The main living area is designed as a live-in kitchen, flowing naturally into dining and living spaces. A screened sleeping porch captures the evening light and provides space for rest in warmer months.
Building with Community
The house was not built in isolation.
“We had work parties for site clearing, straw stacking, and stucco,” Bobby says. “A keg of beer and sandwiches were all our friends needed.”
The granite mosaic floor became the most celebrated effort. Composed of roughly 5,000 pieces of discarded granite sourced from local countertop fabricators, the six-ton mosaic transforms salvaged material into a striking focal point.
“People hear straw bale and imagine something fragile,” Lisa says. “Then they walk in and are surprised. It feels solid, beautiful, intentional.”
Green Building in Practice
Beyond aesthetics, the home integrates sustainable systems at multiple levels.
The straw bale walls provide exceptional insulation. Cellulose insulation supplements the roof and select framed walls. Radiant floor heating and a high-efficiency water heater reduce energy demand, while passive solar orientation maximizes natural light and seasonal warmth.
Material choices emphasize low toxicity and local sourcing. Natural lime stucco is used inside and out. Low-toxicity finishes protect interior and exterior wood features. Lumber harvested during site clearing was milled and reused for structural and trim elements. Recycled redwood, locally milled black locust, reclaimed windows and doors, and permeable driveway materials further reduce environmental impact.
The result is not simply a straw bale house. It is a carefully considered ecosystem of materials, orientation, and reuse.
A Dream Realized
For Bobby and Lisa, the technical details matter. But so does the emotional one.
“We’re still sitting around a moonlit bonfire,” Lisa says. “Only now it’s outside our own home.”
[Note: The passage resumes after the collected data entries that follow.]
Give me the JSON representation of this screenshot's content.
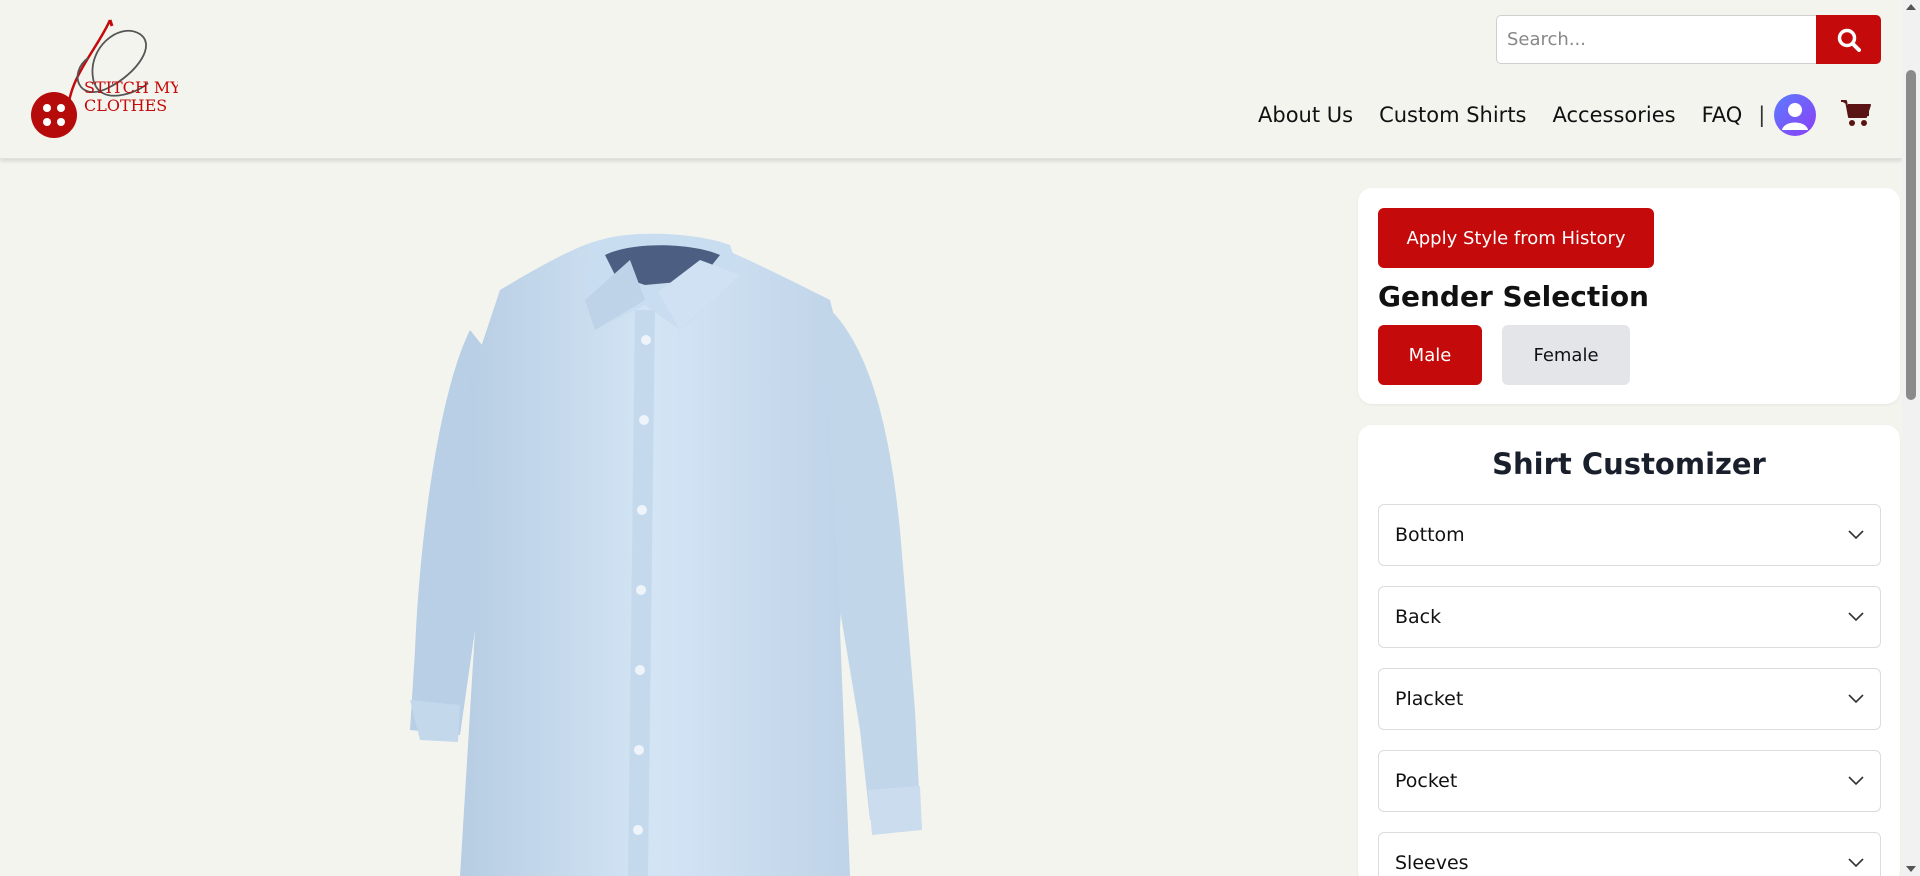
{
  "brand": {
    "logo_line1": "STITCH MY",
    "logo_line2": "CLOTHES",
    "accent_color": "#c40a0a"
  },
  "search": {
    "placeholder": "Search...",
    "button_icon": "search-icon"
  },
  "nav": {
    "items": [
      {
        "label": "About Us"
      },
      {
        "label": "Custom Shirts"
      },
      {
        "label": "Accessories"
      },
      {
        "label": "FAQ"
      }
    ],
    "separator": "|",
    "user_icon": "user-avatar-icon",
    "cart_icon": "cart-icon"
  },
  "gender_panel": {
    "apply_button": "Apply Style from History",
    "title": "Gender Selection",
    "options": [
      {
        "label": "Male",
        "selected": true
      },
      {
        "label": "Female",
        "selected": false
      }
    ]
  },
  "customizer": {
    "title": "Shirt Customizer",
    "sections": [
      {
        "label": "Bottom"
      },
      {
        "label": "Back"
      },
      {
        "label": "Placket"
      },
      {
        "label": "Pocket"
      },
      {
        "label": "Sleeves"
      }
    ]
  },
  "preview": {
    "image_icon": "shirt-preview-image",
    "shirt_color": "#c8dcef"
  }
}
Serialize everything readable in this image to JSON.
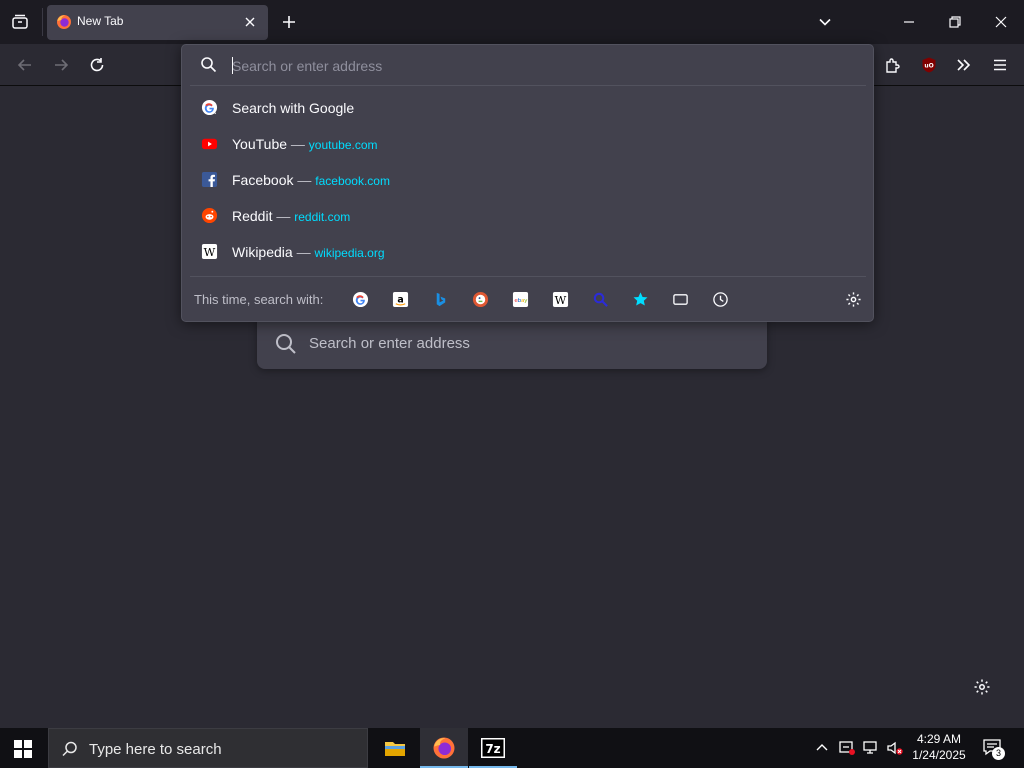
{
  "tab": {
    "title": "New Tab"
  },
  "urlbar": {
    "placeholder": "Search or enter address",
    "rows": [
      {
        "label": "Search with Google",
        "icon": "google-icon"
      },
      {
        "label": "YouTube",
        "url": "youtube.com",
        "icon": "youtube-icon"
      },
      {
        "label": "Facebook",
        "url": "facebook.com",
        "icon": "facebook-icon"
      },
      {
        "label": "Reddit",
        "url": "reddit.com",
        "icon": "reddit-icon"
      },
      {
        "label": "Wikipedia",
        "url": "wikipedia.org",
        "icon": "wikipedia-icon"
      }
    ],
    "dash": "—",
    "search_with_label": "This time, search with:",
    "engines": [
      "google-icon",
      "amazon-icon",
      "bing-icon",
      "duckduckgo-icon",
      "ebay-icon",
      "wikipedia-icon",
      "search-icon",
      "bookmarks-star-icon",
      "tabs-icon",
      "history-icon"
    ]
  },
  "page": {
    "search_placeholder": "Search or enter address"
  },
  "taskbar": {
    "search_placeholder": "Type here to search",
    "time": "4:29 AM",
    "date": "1/24/2025",
    "notification_count": "3"
  },
  "colors": {
    "accent": "#00ddff",
    "panel": "#42414d",
    "background": "#2b2a33"
  }
}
What began as a shared idea has become a lived reality, proof that thoughtful design and community collaboration can turn an unconventional material into a lasting, comfortable, and deeply personal space.
Top Green Points:
Efficiency: super-insulating straw walls; cellulose insulation used for roof and some walls; radiant floor heating, super-efficient water heater; passive solar design
Low Toxicity: Low toxicity AFM natural oil, AFM acrylic, and polyurethane used on interior and exterior wood features
Environmental: Kept the forestry to a minimum and used every useable piece of lumber; permeable surface driveway; rainwater drainage; recycled redwood from an older deck and locally-milled black locust for exterior trim; recycled granite from local countertop fabricators used in mosaic on ground level; milled all lumber cut from the home site for use as structure and trim; lots of recycled materials including windows, interior doors, trim, etc.; natural lime stucco used inside and out.